Behavioral and Physiologic Effects of Short-term and Long-term Administration of Clonidine in Panic Disorder

Author Affiliations

From the Unit on Anxiety and Affective Disorders, Biological Psychiatry Branch, National Institute of Mental Health, Bethesda, Md (Drs Uhde, Stein, Vittone, Klein, and Mellman); and the Bronx Veterans Administration Hospital, Bronx, New York (Dr Siever). At the time of this study, Dr Boulenger was a Visiting Associate with Dr Uhde at the National Institute of Mental Health.

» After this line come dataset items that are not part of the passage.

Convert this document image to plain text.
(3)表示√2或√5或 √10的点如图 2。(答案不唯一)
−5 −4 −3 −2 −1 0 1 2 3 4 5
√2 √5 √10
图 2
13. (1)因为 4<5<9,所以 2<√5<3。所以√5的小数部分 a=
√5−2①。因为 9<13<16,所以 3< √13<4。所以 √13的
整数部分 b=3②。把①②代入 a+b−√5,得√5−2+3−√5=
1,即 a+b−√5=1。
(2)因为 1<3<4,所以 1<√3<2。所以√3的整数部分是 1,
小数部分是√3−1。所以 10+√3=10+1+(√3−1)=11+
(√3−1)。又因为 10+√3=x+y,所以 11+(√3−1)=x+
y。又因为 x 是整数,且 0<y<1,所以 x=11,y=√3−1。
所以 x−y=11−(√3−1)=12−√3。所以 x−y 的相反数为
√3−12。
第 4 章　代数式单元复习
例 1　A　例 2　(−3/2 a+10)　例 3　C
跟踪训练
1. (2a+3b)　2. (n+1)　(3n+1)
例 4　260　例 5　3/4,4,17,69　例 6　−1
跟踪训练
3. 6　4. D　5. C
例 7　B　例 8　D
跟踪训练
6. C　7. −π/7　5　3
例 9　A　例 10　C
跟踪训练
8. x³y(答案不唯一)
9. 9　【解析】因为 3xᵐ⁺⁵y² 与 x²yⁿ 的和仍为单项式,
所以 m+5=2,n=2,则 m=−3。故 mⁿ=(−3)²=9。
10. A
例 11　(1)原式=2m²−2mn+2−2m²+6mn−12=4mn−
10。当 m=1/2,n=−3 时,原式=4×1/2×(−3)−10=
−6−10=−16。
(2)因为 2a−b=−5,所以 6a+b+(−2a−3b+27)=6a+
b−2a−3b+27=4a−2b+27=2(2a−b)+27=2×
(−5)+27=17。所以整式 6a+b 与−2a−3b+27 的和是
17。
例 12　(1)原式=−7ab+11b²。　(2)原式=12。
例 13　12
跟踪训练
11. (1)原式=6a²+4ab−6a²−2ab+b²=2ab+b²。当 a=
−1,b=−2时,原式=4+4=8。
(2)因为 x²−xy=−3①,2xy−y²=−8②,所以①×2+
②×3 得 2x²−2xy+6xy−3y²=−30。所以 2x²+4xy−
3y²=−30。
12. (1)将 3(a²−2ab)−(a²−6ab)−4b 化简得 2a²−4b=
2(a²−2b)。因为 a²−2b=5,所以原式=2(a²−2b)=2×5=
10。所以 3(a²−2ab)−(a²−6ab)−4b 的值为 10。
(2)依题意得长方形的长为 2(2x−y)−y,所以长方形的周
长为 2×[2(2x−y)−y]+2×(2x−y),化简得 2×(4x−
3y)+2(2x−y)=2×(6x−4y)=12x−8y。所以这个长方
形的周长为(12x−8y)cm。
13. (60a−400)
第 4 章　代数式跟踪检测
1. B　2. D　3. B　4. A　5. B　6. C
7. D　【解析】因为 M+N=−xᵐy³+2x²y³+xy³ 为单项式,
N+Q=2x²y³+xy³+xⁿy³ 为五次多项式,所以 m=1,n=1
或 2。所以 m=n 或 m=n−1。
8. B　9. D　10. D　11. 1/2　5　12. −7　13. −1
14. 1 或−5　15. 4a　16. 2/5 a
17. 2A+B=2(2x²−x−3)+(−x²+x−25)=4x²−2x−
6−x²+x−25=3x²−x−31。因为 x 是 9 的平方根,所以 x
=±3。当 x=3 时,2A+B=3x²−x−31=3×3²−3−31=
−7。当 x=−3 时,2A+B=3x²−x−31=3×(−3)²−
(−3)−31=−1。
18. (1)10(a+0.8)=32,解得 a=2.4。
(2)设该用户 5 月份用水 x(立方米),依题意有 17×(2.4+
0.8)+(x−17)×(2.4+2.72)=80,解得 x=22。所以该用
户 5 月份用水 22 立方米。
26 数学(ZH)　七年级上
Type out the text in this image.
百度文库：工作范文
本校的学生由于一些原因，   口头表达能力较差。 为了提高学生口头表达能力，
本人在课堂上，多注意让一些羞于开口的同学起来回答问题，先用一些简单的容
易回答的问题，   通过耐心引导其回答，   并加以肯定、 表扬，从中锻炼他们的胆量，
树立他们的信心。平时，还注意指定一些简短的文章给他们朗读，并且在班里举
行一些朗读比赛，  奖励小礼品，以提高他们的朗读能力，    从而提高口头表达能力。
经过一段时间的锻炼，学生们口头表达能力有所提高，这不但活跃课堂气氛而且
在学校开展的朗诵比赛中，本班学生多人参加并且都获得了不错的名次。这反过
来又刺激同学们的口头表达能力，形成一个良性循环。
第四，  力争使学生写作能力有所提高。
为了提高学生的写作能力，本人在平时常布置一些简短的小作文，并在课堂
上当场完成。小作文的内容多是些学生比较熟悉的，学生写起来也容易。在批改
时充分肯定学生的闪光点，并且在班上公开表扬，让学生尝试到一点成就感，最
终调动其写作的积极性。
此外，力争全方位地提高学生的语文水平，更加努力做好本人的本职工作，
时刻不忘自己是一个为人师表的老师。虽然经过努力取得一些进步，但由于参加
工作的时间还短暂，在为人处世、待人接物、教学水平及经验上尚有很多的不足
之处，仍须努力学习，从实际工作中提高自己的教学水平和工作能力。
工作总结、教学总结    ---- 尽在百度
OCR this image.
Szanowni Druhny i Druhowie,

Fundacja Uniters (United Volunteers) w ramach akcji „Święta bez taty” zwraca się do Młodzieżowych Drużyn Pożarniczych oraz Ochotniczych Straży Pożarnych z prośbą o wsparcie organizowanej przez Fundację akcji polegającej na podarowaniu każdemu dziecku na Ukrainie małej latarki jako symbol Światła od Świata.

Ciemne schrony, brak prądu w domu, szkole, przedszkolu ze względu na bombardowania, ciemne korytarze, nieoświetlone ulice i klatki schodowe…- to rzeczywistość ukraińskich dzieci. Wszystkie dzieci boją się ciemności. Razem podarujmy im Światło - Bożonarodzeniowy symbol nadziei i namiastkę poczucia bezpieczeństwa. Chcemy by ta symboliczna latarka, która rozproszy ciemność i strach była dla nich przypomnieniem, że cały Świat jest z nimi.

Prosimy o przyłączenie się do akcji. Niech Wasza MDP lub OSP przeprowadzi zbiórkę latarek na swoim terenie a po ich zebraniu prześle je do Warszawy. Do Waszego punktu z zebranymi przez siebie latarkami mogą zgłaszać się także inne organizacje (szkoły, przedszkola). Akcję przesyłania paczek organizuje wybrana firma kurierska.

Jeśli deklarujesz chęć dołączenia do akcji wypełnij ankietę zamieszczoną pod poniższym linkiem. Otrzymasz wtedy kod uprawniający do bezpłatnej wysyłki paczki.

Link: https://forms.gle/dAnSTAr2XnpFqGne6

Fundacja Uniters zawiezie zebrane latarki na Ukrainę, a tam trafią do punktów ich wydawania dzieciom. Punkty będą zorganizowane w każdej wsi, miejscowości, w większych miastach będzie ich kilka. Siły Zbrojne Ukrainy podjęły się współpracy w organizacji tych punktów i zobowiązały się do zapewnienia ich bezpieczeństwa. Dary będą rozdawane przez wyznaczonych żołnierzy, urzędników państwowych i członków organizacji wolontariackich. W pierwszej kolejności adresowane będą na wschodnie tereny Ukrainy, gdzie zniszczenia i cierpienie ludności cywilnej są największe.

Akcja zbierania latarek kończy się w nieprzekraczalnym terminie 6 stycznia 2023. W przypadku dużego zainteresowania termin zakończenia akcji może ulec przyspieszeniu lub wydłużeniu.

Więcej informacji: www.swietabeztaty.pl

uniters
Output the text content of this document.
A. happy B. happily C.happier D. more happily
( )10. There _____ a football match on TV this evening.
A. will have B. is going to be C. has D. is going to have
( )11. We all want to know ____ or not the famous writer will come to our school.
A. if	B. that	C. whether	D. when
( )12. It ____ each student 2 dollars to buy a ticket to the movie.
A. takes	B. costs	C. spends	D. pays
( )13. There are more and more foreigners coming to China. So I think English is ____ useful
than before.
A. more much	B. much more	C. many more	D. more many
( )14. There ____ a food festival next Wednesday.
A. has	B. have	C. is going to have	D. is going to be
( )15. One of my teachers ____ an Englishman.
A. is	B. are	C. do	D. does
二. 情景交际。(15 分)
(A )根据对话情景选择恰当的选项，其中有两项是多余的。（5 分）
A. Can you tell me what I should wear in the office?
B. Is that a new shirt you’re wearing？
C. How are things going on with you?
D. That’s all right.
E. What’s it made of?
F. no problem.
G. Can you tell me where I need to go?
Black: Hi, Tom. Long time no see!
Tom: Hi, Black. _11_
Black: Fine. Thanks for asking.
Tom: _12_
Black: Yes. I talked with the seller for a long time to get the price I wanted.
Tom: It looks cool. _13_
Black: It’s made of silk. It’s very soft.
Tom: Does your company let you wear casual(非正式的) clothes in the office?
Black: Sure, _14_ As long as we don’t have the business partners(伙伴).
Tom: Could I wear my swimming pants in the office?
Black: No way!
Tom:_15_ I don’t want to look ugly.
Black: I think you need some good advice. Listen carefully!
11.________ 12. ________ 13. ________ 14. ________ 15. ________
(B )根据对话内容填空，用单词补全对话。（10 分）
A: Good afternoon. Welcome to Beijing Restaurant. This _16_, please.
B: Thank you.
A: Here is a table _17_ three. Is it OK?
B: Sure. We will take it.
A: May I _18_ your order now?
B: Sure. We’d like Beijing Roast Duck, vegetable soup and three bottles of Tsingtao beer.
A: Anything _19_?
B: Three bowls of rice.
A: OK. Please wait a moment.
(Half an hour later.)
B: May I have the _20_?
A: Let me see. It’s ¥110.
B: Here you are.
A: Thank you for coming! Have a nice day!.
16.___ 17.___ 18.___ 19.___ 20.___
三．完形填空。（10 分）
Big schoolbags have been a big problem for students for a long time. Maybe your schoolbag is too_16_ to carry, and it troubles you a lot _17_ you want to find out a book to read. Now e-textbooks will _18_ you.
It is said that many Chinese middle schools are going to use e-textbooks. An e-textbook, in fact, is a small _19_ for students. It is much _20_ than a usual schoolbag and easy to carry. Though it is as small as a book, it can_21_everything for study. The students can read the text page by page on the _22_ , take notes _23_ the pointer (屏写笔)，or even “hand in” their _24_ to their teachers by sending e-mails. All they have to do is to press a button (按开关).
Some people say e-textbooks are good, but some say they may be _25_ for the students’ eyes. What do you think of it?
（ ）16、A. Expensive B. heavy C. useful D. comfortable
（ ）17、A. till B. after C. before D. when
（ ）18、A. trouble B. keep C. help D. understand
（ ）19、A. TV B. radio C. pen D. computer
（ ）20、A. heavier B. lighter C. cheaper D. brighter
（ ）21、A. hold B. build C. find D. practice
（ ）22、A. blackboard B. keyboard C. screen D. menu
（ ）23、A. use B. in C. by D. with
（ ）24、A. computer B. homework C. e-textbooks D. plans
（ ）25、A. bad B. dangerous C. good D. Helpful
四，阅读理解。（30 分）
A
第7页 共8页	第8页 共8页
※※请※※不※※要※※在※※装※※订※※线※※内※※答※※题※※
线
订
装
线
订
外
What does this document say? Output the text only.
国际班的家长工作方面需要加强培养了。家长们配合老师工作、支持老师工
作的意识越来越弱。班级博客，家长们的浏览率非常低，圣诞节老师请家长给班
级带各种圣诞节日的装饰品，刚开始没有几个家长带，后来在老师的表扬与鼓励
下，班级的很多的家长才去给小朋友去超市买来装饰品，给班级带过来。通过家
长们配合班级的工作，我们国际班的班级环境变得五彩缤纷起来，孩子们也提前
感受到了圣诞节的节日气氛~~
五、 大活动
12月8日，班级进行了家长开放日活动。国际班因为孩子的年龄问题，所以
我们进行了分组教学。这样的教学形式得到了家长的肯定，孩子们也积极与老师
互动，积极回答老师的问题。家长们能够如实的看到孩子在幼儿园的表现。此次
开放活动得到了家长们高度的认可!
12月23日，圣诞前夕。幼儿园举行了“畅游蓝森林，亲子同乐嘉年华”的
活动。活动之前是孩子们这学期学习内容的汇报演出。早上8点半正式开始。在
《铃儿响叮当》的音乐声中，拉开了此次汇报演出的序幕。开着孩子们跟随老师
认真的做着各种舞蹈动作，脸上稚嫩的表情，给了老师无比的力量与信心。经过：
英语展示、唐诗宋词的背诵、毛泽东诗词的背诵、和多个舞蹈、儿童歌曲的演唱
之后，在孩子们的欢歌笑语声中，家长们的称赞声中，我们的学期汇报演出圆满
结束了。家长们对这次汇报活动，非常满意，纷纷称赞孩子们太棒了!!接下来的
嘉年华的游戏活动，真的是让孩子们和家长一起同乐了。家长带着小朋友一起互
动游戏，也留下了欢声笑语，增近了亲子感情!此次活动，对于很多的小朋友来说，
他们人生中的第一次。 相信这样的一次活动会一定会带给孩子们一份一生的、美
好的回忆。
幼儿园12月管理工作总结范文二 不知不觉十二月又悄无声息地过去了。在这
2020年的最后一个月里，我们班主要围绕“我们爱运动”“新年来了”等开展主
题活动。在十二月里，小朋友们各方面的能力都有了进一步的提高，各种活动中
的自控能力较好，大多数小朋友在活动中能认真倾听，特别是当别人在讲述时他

Arch Gen Psychiatry. 1989;46(2):170-177. doi:10.1001/archpsyc.1989.01810020072012
Abstract

• We evaluated the behavioral and physiologic effects of clonidine hydrochloride, a centrally active α2-adrenergic agonist, in two separate studies of patients with panic disorder. In the first study, intravenous clonidine (2 μg/kg) and placebo were administered on a blind basis to 12 patients with panic disorder and ten normal controls. Clonidine produced significantly greater decrements in anxiety at one hour in the patients with panic disorder than in the controls. The changes in pulse, blood pressure, and ratings of sleepiness did not differ significantly between patients and controls. In the second study, oral clonidine was administered to 18 patients in a double-blind, flexible-dose treatment trial averaging ten weeks in duration. While anxiolytic effects were noticed in some patients, these effects did not persist in the group as a whole. These two studies indicate that while clonidine has short-term anxiolytic effects in patients with panic disorder, these effects do not persist with long-term administration in most patients.